Time Out of Time:
Mina Pariseau on Faith, Art, and Creation
One of my bête noires is the false dichotomy between ancient and modern, where the two are completely disconnected and even alienated. That division keeps contemporary art free floating, bathed in the immediacy of fashion–think the bathos of “guitar Masses”– and ancient art immured behind glass in a museum.
How refreshing, then, is the work of young composer, Mina Pariseau (née Esary), who draws on both ancient and modern techniques for a musical aesthetic that is both authentically modern and informed by artistic heritage.
“Sea and Stars,” for solo cello and electronics, exemplifies this approach. The 2021 work combines elements of the Medieval hymn, “Ave Maris Stella,” with an electronic sound environment. The result is a contemplative, unified experience.
Pariseau, who says she has Gregorian chant “in her blood,” comes by her affinity for both ancient and modern periods honestly. Her father sang in the Schola for the Mass at the parish her family attended, which formed her immediate musical environment. Later in high school, Pariseau was initiated into composition by studying 20thcentury techniques.
Like some other modern composers, Pariseau has found that ancient modes offer alternatives to the “major-minor” binary that has dominated Western music for the last several hundred years (and still is the language of pop music). “It opens up more colors from a harmonic standpoint,” she says.
In 2021, Pariseau participated in the Benedict XVI Institute’s Catholic Sacred Music project. Various composers were assigned texts from the office of the Feast of Corpus Christi. Pariseau’s “Verbum Supernum” splendidly displays her mastery of Renaissance polyphony and fluency with modal scales.
In 2024, Seattle Opera’s Creation Lab, for young composers and librettists, paired Pariseau with librettist Mateo Acuña. The two collaborated on a chamber opera, Blood Dawn of the Inti Sun, for bass-baritone, tenor, flutes, cello, double bass and percussion.
Blood Dawn recounts the Andean myth, “Legend of the Ayar Brothers,” about the founding of the city of Cusco. “I enjoyed exploring the old in a new context,” Pariseau reflects. “It was a wonderful experience and very enriching. Mateo and I were two artists with different philosophical backgrounds talking about big questions of redemption and forgiveness, what happens to families when there’s betrayal and how do you navigate that, is there injustice that comes from a bigger power?”

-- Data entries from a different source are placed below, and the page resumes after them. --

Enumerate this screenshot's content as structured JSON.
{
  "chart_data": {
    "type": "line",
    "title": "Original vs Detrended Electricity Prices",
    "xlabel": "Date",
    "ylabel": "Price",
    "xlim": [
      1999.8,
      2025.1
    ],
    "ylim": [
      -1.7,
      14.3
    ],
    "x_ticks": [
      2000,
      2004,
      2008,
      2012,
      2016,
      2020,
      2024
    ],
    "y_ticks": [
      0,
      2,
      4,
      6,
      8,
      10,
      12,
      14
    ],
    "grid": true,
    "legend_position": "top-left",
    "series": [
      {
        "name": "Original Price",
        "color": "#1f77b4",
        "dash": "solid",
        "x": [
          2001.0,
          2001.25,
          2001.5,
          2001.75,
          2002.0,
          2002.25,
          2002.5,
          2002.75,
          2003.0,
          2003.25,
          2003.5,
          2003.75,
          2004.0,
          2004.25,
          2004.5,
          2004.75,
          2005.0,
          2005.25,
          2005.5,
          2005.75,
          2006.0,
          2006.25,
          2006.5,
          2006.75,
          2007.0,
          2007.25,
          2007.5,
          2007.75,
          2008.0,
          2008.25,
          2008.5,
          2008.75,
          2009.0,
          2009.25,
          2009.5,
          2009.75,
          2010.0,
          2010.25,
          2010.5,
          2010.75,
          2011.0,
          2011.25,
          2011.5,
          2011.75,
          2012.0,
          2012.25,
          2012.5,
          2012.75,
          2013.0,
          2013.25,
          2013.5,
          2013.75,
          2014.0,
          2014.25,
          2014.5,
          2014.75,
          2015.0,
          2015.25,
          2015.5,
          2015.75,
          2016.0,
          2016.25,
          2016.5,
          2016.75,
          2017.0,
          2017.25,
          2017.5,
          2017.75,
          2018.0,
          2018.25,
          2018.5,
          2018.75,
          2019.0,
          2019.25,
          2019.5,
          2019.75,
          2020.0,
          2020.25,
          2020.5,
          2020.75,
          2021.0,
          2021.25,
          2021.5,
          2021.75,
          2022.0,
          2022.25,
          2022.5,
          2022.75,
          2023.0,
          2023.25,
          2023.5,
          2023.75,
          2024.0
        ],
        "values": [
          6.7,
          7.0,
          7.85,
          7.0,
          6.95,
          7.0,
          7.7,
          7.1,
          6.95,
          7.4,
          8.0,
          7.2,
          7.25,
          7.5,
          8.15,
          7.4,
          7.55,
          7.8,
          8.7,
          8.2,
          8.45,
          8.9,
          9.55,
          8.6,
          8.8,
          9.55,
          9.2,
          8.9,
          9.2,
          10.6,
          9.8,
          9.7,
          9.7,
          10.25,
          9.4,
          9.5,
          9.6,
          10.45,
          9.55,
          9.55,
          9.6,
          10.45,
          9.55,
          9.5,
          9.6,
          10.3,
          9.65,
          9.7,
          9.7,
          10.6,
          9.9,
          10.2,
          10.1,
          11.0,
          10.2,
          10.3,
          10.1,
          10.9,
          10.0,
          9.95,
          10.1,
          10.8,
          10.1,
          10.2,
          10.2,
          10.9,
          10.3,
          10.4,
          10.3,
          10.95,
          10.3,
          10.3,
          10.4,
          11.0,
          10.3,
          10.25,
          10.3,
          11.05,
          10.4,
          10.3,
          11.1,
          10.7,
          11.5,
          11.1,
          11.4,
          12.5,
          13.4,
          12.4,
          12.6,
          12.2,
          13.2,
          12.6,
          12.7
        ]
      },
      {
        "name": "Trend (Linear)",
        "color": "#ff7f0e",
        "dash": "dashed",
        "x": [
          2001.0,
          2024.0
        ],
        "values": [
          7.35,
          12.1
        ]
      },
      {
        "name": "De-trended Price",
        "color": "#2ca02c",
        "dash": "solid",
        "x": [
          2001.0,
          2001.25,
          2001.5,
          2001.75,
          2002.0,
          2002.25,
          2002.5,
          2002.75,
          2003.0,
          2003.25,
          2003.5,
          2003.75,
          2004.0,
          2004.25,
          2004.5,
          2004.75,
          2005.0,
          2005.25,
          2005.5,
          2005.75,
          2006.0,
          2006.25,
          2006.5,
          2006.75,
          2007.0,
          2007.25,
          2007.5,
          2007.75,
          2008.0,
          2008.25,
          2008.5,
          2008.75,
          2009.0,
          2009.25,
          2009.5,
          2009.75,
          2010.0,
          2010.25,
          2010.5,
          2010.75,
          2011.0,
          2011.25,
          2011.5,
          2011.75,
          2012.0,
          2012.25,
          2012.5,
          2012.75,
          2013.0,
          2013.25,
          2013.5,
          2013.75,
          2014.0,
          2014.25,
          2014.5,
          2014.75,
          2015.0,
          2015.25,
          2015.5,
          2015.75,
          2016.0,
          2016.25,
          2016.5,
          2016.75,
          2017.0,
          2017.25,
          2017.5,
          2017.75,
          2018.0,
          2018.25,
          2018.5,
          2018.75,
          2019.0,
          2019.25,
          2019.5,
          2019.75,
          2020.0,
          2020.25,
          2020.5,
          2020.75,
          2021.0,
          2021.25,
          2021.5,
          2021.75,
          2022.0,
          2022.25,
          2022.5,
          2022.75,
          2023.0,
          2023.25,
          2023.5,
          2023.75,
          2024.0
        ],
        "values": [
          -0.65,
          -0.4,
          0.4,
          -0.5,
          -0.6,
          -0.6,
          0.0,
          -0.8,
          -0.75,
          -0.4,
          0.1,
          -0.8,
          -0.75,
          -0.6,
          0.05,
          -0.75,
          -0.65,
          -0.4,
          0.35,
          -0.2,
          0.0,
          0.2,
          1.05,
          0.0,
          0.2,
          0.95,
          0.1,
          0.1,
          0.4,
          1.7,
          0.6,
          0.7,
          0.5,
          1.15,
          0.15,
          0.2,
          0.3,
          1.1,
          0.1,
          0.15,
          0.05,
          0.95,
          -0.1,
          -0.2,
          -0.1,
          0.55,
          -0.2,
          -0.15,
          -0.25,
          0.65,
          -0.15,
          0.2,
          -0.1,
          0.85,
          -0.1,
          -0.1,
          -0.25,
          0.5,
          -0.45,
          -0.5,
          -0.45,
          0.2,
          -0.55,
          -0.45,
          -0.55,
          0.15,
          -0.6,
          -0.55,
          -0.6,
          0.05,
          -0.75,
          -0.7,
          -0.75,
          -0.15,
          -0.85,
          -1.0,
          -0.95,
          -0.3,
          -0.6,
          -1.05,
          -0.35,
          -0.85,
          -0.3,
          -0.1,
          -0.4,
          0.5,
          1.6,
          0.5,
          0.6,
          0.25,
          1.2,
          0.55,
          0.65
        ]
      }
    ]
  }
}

In 2023, as part of the Benedict XVI Institute’s “A Very Marian Advent Prayer Service,” Pariseau set a poem by Roseann Sullivan to music under the title, “Our Lady Expectant.” (See Sullivan’s description of this at her substack). Californians in San Francisco and the LA region can find live performances of the work in 2025 in November and December.
Luckily for the rest of us, EWTN will broadcast and stream “Our Lady Expectant” on Saturday, December 20, 2025, 4 – 6 p.m. PST.
For Pariseau, faith and creativity are inextricably linked. “Creation for me is a calling – my faith teaches me that I as a person was intentionally created and gifted for a reason, and I believe I have a responsibility to develop and use my talents to the best of my ability, for the glory of God. I believe the act of creation is a beautiful way that we are called to live out our identity as people made in the image of God, the ultimate creator, the perfect artist.”